Both preclinical and clinical studies support the role of inflammasomes in the progression of PH [13, 39,40,41]. Acute and chronic inflammation responses characterize the vascular remodelling processes in PH. The initiation of inflammatory cascade plays a key role in pyroptosis and its follow-up reaction [42]. Further, most research on inflammasome activation has focused on specialized immune cells. A growing number of studies reveal that cell pyroptosis occurs in multiple cell types, including vascular smooth muscle cells (VSMCs), neutrophils, epithelial cells, dendritic cells, macrophages, endothelial cells, and cardiomyocytes [25, 43,44,45,46,47]. First, IL-1β receptor and IL-18 receptor are expressed at high levels on fibroblasts and VSMCs [48,49,50]. IL-18 and IL-1β expressed by VSMCs play important roles in cardiovascular disease [51,52,53,54]. Moreover, VSMCs can induce monocytes to express IL-1β and IL-18, which in turn promote the proliferation and migration of VSMCs [55, 56]. As mentioned earlier, both IL-18 and IL-1β can promote the proliferation and hypertrophy of HPASMCs, leading to pulmonary artery remodelling. Furthermore, inhibition of NLRP3/caspase-1/IL-1β signalling pathway can alleviate diabetic vascular remodelling [57]. GSDMD, an executor of pyroptosis, is strongly increased in patients with primary PH and in rodent PH models [58,59,60,61].

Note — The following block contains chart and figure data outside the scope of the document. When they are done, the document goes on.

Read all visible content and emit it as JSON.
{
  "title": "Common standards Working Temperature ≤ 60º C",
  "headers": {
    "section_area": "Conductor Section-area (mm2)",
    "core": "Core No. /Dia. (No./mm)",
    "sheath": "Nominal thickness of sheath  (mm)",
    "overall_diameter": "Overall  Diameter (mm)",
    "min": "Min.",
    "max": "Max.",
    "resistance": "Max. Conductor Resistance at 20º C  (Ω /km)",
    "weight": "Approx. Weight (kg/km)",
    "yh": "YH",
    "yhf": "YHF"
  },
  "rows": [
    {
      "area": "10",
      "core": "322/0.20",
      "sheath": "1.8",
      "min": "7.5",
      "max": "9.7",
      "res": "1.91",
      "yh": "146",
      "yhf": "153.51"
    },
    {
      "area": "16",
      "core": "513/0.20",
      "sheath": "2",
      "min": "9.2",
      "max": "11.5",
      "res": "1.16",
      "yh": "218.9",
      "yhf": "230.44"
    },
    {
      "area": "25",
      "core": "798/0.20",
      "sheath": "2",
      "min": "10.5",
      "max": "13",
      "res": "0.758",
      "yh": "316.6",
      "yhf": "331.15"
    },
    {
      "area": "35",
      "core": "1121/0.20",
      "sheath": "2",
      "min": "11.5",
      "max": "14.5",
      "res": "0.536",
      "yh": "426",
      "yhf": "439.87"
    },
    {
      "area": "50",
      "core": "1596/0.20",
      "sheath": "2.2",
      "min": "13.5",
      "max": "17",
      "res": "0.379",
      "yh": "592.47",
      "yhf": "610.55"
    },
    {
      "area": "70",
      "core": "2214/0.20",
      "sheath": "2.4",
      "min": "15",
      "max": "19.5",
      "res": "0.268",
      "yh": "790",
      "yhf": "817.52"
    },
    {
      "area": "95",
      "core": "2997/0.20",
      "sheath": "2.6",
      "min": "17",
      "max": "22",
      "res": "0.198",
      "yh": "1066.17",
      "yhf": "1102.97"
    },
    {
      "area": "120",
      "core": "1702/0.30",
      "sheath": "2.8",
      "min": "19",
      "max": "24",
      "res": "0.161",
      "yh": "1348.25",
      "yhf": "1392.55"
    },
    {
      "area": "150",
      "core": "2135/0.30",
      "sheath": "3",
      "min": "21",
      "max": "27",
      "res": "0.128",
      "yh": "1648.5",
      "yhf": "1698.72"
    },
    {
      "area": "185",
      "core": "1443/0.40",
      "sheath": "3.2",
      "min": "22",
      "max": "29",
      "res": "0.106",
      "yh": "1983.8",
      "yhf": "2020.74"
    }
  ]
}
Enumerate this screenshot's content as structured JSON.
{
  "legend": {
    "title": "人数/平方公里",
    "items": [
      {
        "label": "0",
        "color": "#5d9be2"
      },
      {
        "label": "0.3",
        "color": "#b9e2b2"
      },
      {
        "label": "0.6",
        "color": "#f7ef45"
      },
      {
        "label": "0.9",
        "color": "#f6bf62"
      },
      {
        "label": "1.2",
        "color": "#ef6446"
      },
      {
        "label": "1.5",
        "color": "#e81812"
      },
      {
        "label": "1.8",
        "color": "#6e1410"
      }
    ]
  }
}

DSF, an FDA-approved drug for the treatment of alcohol addiction, has recently been repurposed as a drug for the treatment of cancer and other diseases. DSF is involved in various stress-response pathways in cells, such as antibacterial, anti-inflammatory, anti-obesity and anticancer pathways. More specifically, DSF has been leveraged to treat cancer by upregulating ROS, DNA damage, and enzymatic inhibition to inhibit the proliferation of cancer cells [62]. DSF inhibits the viability of hepatocellular carcinoma cells by disabling the HIF-mediated hypoxia signalling pathway [63]. It also inhibits N-GSDMD plasma membrane pore formation and inhibits the formation of neutrophil extracellular traps [19, 64]. These findings suggest the potential value of DSF after 60 years of research.

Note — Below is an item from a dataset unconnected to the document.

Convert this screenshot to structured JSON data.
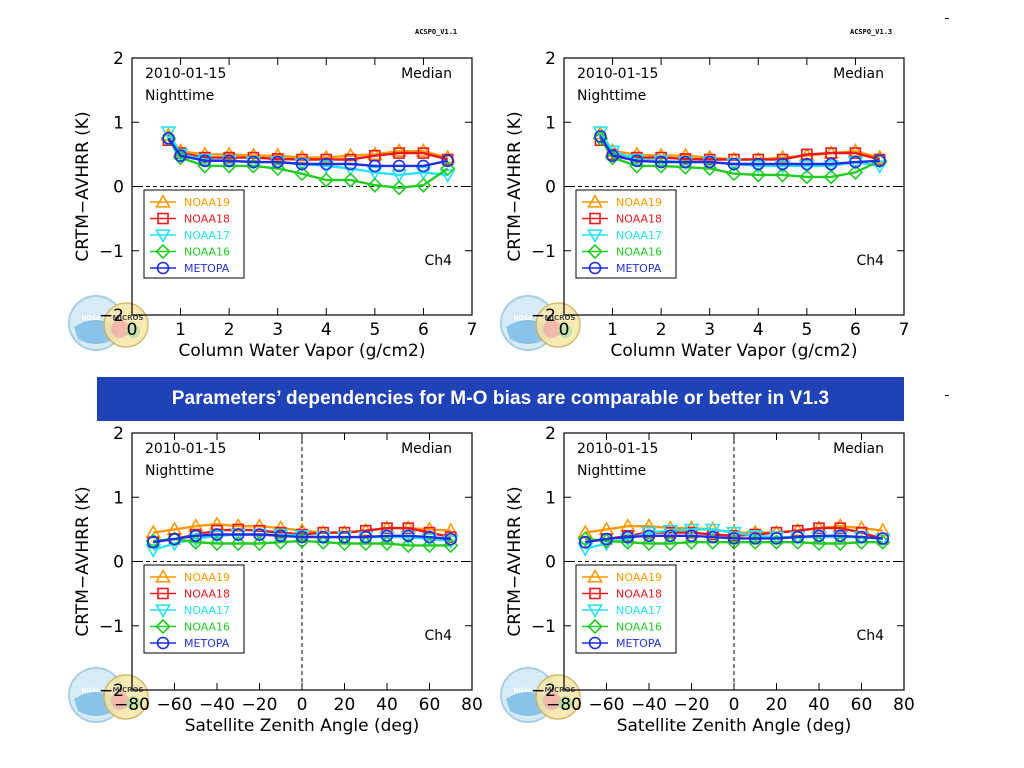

Pulmonary vascular remodelling is an important manifestation of the development and progression of PH, as evidenced by the hypertrophy and hyperproliferation of HPASMCs. IL-18 and IL-1β act as bridges to tightly link pyroptosis and pulmonary vascular remodelling. As described above, both IL-18 and IL-1β have a role in promoting the proliferation and hypertrophy of HPASMCs. This suggests that DSF inhibits PASMC proliferation and hypertrophy by reducing pyroptosis, which ultimately slows the process of pulmonary artery remodelling.

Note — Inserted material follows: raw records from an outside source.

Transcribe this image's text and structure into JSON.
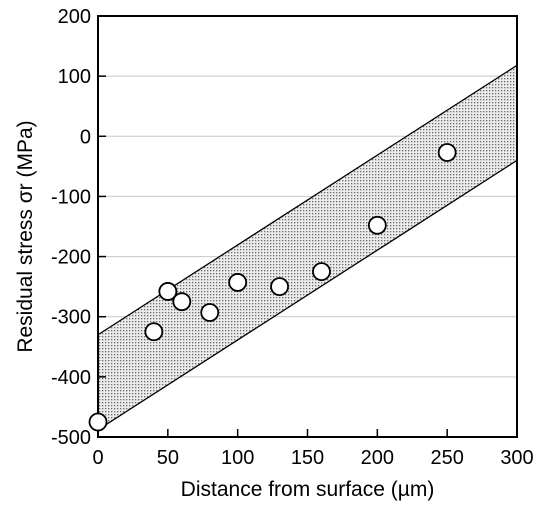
{
  "chart_data": {
    "type": "scatter",
    "title": "",
    "xlabel": "Distance from surface (µm)",
    "ylabel": "Residual stress σr (MPa)",
    "xlim": [
      0,
      300
    ],
    "ylim": [
      -500,
      200
    ],
    "x_ticks": [
      0,
      50,
      100,
      150,
      200,
      250,
      300
    ],
    "y_ticks": [
      200,
      100,
      0,
      -100,
      -200,
      -300,
      -400,
      -500
    ],
    "x_tick_labels": [
      "0",
      "50",
      "100",
      "150",
      "200",
      "250",
      "300"
    ],
    "y_tick_labels": [
      "200",
      "100",
      "0",
      "-100",
      "-200",
      "-300",
      "-400",
      "-500"
    ],
    "grid": "horizontal",
    "legend": "none",
    "band": {
      "upper": {
        "x": [
          0,
          300
        ],
        "y": [
          -330,
          118
        ]
      },
      "lower": {
        "x": [
          0,
          300
        ],
        "y": [
          -488,
          -40
        ]
      }
    },
    "series": [
      {
        "x": [
          0,
          40,
          50,
          60,
          80,
          100,
          130,
          160,
          200,
          250
        ],
        "y": [
          -475,
          -325,
          -258,
          -275,
          -293,
          -243,
          -250,
          -225,
          -148,
          -27
        ]
      }
    ],
    "colors": {
      "band_fill": "#d4d4d4",
      "marker_fill": "#ffffff",
      "stroke": "#000000",
      "grid": "#c8c8c8"
    }
  }
}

Conclusion and perspectives

In this study, we found that the DSF-triggered reduction in pyroptosis in the lungs was mainly derived from reduced N-GSDMD production in HPASMCs in hypoxia-exposed mice and rats rather than from the NLRP3-ASC-caspase1-GSDMD pathway. The reduced release of IL-18 and IL-1β following DSF treatment is consistent with the downregulation of pyroptosis. This suggests that DSF exerts beneficial effects on PH by inducing reduced N-GSDMD production in HPASMCs. There is an unmet demand for therapeutic approaches concentrating on pulmonary vascular remodelling in the clinic. Our results suggest that DSF may become a therapeutic option for PH patients.